Last Sunday, I had the pleasure of attending a book reading/signing for A Sudden Light by Garth Stein at {pages}, my local independent bookstore. It had already been a really busy weekend and I was close to opting out of getting dressed and getting in the car and fighting for a parking place, but I didn’t.  Stein’s novel, The Art of Racing in the Rain, was one of those novels that unexpectedly blew me away-- unexpected because I am not a dog person and dog-centered stories don’t usually do much for me  (I know, I know… I am well aware that not liking dogs is not my most endearing trait…) I wanted to see for myself what this author was all about, so off I went to the bookstore.

The Art of Racing in the Rain sold more than 4 million copies, and is being made into a movie by Universal Pictures. Stein explained that he has made a lot of money -- enough to give him the luxury of spending five years researching and writing the newest novel; enough to give him creative control on his next movie; enough to send all three of his kids to college. He is free, in other words, from the day-job concerns that plague most writers. He could rest on his laurels, coast a little on the next book, dial it in. But Stein is doing the opposite. He is working his tail off to delight his readers, and we can all learn from his efforts, because delighting readers is what the primary job of any writer must be.

Here is evidence for how hard Stein is working, and inspiration for what anyone who aspires to connect with 4 million readers might want to think about doing, too:

1.     Be excited about your work. I looked at his online events calendar and Garth Stein is speaking at 20 bookstores between now and November 21. That’s 20 bookstores in 30 days, from Southern California to Northern California to Washington to Texas. I debated whether or not to get up and get out for just ONE such event and he is committed to 20, all over the country. That’s a lot of miles and meals out, and yet at the one event I attended, Stein was engaged and charming – as if our little bookstore was the one he was most excited to visit.

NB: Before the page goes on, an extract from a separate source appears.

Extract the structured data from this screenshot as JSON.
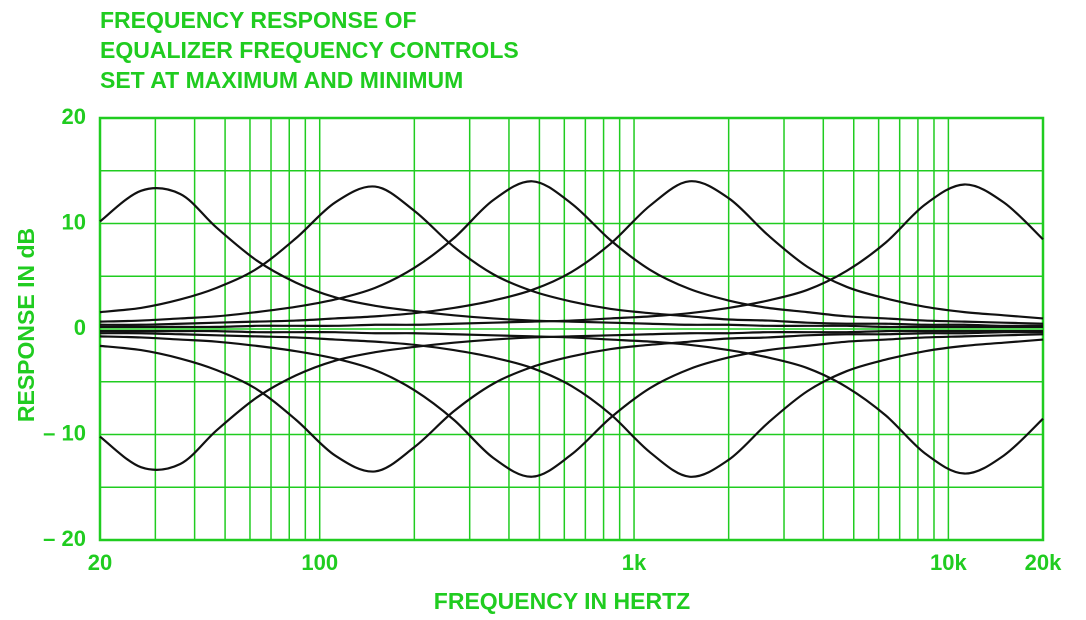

2.     Be authentic. Garth Stein is an attractive man and a famous author, and I expected him to give a somewhat polished, sophisticated “performance” at his reading. This was so not what he did. He was actually somewhat scattered, bouncing from topic to topic, taking too long to get to the heart of what he was trying to say, seeming at times to be a person who had one too many cups of coffee. But it was real. He was real. You got the sense that he was letting us see a little piece of his authentic self – almost as if he knew that this was exactly why we came. A book is a polished, finished, permanent thing. The Art of Racing in the Rain  still managed to surprise me – and seeing Stein in person made me realize why: he seems like a guy who is not afraid to be real, and he put something of his true self in that book. It is a gift.  In writing and in person, authenticity is a gift.

3.     Have a killer website. Did you notice that I mentioned in #1 that I went to Stein’s website? I did this because a woman in the audience gushed about his website. She raised her hand first – and high – and said, “I LOVE your website.” Stein laughed and thanked her and said he had worked hard on it. How hard? There is music up there that was written for his books, videos he had made about some of the topics of his books, book trailers, interactive art, historical facts, extra reading material – tons and tons and tons of extra material. He made this for US. He could have just pumped out the book and said, “I wrote a book, isn’t that enough?” but he didn’t. He made all those OTHER things, too. Yes, he probably has a staff and a big budget, but still. It takes energy and he spent it.

4.     Engage your audience.  Stein took our photo and said it would be on Twitter and Facebook later that night, and he invited us to go online to see it – and then he asked us to please do that and to Tweet it and put it on Facebook because that would make his publisher happy. It was what his publisher wanted, in fact -- for him to have followers and friends and likes. Four million copies sold and he still needs a social media following. He wasn’t grumbling about this. He wasn’t saying, “Isn’t it enough that I wrote the book?” He was offering us something, inviting us, engaging us. To test it out, I re-tweeted the picture (including my local bookstore, of course.) They both favorited the tweet within minutes.  This, by the way, is being a good audience member and also a good literary citizen.

5.     Respect your reader. When it was time for questions, the first came from a kid who was probably 12 and was reading The Art of Racing in the Rain with a reading group. The kid asked about the significance of the zebra in the story – he said people were arguing about it. Stein answered (and I wasn’t recording him, so I paraphrase): "I know the answer because I’m the author but I’m not going to tell you because I think that makes it more fun.” In other words, Stein respects his reader. He respects the readers’ role in the story – the energy and attention and conviction they bring to it. He needs us. He lives for us. And guess what? People like to be needed.

6.     Understand that it’s about delight. At the end of his talk, Stein stood up there with A Sudden Light in hand – the book he wrote after the book that sold 4 million copies – and he said something very close to this: “There are no dogs and race cars in this book, but listen. It’s a big deal to read a book. I know that. You can’t do it while you’re cooking dinner. It’s a commitment. If I’m going to ask you to do that, it’s going to be the best book I’ve ever written. And this is the best book I’ve ever written.”